Les coups, les chûtes, les violens efforts, de quelque nature qu’ils soient, sont les causes les plus ordinaires des fractures. On appelle fractures de cause interne celles qui se font à l’occasion d’une cause très-legere, à cause des dispositions internes qui rendent les os très-fragiles : telles sont la carie, l’exostose, la mollesse, & autres états contre nature, qui dépendent de diverses dépravations de la lymphe & du sang, comme la vérole, le scorbut, le virus écroüelleux, le levain cancereux.
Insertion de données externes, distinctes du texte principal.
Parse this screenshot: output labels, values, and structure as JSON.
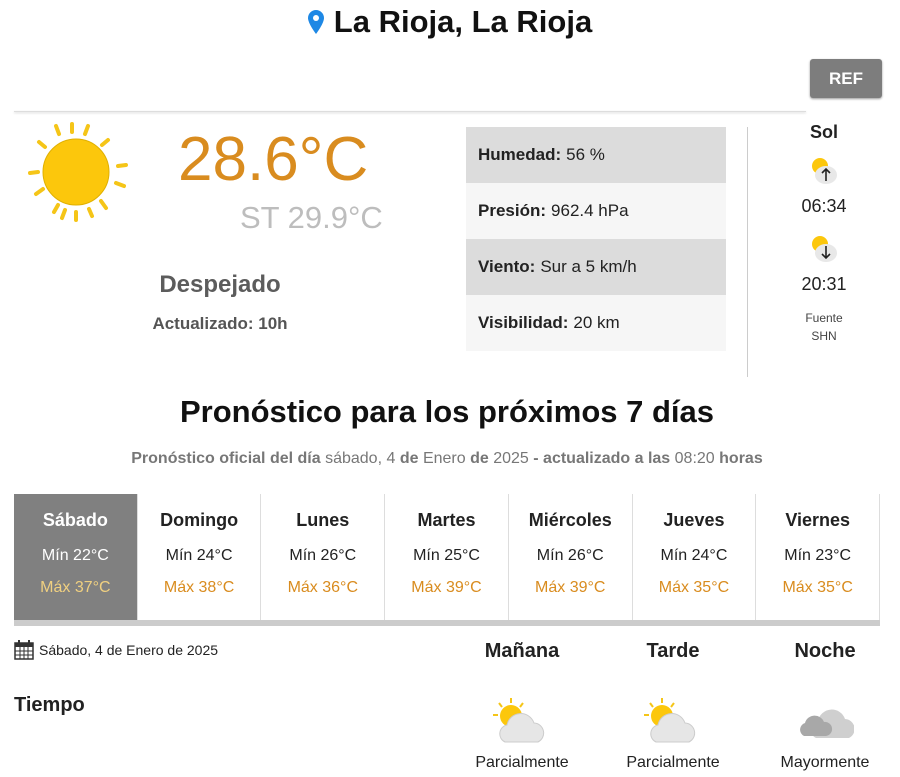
{
  "header": {
    "title": "La Rioja, La Rioja",
    "ref_label": "REF"
  },
  "current": {
    "icon": "sun-icon",
    "temperature": "28.6°C",
    "feels_like": "ST 29.9°C",
    "condition": "Despejado",
    "updated": "Actualizado: 10h"
  },
  "details": [
    {
      "label": "Humedad:",
      "value": "56 %"
    },
    {
      "label": "Presión:",
      "value": "962.4 hPa"
    },
    {
      "label": "Viento:",
      "value": "Sur a 5 km/h"
    },
    {
      "label": "Visibilidad:",
      "value": "20 km"
    }
  ],
  "sun": {
    "title": "Sol",
    "sunrise": "06:34",
    "sunset": "20:31",
    "source_line1": "Fuente",
    "source_line2": "SHN"
  },
  "forecast": {
    "heading": "Pronóstico para los próximos 7 días",
    "subtitle": {
      "p1": "Pronóstico oficial del día",
      "p2": "sábado, 4",
      "p3": "de",
      "p4": "Enero",
      "p5": "de",
      "p6": "2025",
      "p7": "- actualizado a las",
      "p8": "08:20",
      "p9": "horas"
    },
    "days": [
      {
        "name": "Sábado",
        "min": "Mín 22°C",
        "max": "Máx 37°C"
      },
      {
        "name": "Domingo",
        "min": "Mín 24°C",
        "max": "Máx 38°C"
      },
      {
        "name": "Lunes",
        "min": "Mín 26°C",
        "max": "Máx 36°C"
      },
      {
        "name": "Martes",
        "min": "Mín 25°C",
        "max": "Máx 39°C"
      },
      {
        "name": "Miércoles",
        "min": "Mín 26°C",
        "max": "Máx 39°C"
      },
      {
        "name": "Jueves",
        "min": "Mín 24°C",
        "max": "Máx 35°C"
      },
      {
        "name": "Viernes",
        "min": "Mín 23°C",
        "max": "Máx 35°C"
      }
    ]
  },
  "detail": {
    "date": "Sábado, 4 de Enero de 2025",
    "row_label": "Tiempo",
    "periods": [
      {
        "name": "Mañana",
        "icon": "partly-cloudy-icon",
        "condition": "Parcialmente"
      },
      {
        "name": "Tarde",
        "icon": "partly-cloudy-icon",
        "condition": "Parcialmente"
      },
      {
        "name": "Noche",
        "icon": "cloudy-icon",
        "condition": "Mayormente"
      }
    ]
  },
  "colors": {
    "accent": "#d98c1f",
    "selected_day": "#808080",
    "pin": "#1e88e5"
  }
}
Les signes des fractures sont la douleur, l’impuissance du membre, sa mauvaise configuration, & le craquement des pieces fracturées, connu sous le nom de crépitation. Tous ces signes séparément pris, peuvent être équivoques : la douleur & l’impuissance étant les effets ordinaires de beaucoup d’autres maladies, ne prouvent rien en elles-mêmes. La mauvaise configuration du membre est souvent un vice originaire de conformation ; & l’on sait qu’il y a des fractures sans difformité apparente. Enfin les tumeurs emphysémateuses font ressentir une espece de craquement quand on les presse, & qui pourroit en imposer à ceux qui n’y feroient pas grande attention. Un chirurgien qui demande si la difformité qu’il apperçoit à un membre confronté avec la partie saine, est naturelle, ne peut guere se tromper à la simple vûe sur une fracture simple sans gonflement : il y a même fort peu de cas où cette question ne devînt ridicule. Si la mauvaise configuration du membre n’est pas assez manifeste pour faire appercevoir qu’il y a fracture, on pourra la reconnoître par le moyen du toucher, en sentant les inégalités que font les pieces d’os déplacées. Il faut pour cet effet que le malade soit assujetti par quelqu’un de fort ; de crainte qu’abandonné à lui-même, la douleur ne lui fît faire des mouvemens qui pourroient devenir très-nuisibles. Pour mieux reconnoître les inégalités des pieces fracturées, on choisira les endroits où l’os cassé est le moins couvert de muscles ; & glissant les doigts d’un bout à l’autre, l’on suivra l’une des faces ou des crêtes de l’os dans toute sa longueur. On aura encore attention, afin de ménager la sensibilité, de ne toucher qu’avec beaucoup de douceur & de circonspection les endroits où l’on sent des esquilles ou pointes d’os s’élever & faire tumeur : car en poussant durement les parties sensibles contre les pointes & les tranchans des os, on feroit un supplice d’un examen salutaire. La crépitation ou le bruit que font les bouts de l’os casse, en se froissant l’un l’autre lorsqu’on remue le membre, est un des principaux signes des fractures. Pour faire avec moins de douleur cette épreuve presque toûjours nécessaire, il faut faire tenir fixement la partie supérieure du membre cassé ; afin qu’en remuant doucement la partie inférieure, elle puisse occasionner une legere crépitation : le chirurgien la sent par l’ébranlement que le choc ou le froissement des os fracturés communique à ses

mains. Il n’est pas nécessaire que l’air extérieur soit mû au point d’ébranler les oreilles.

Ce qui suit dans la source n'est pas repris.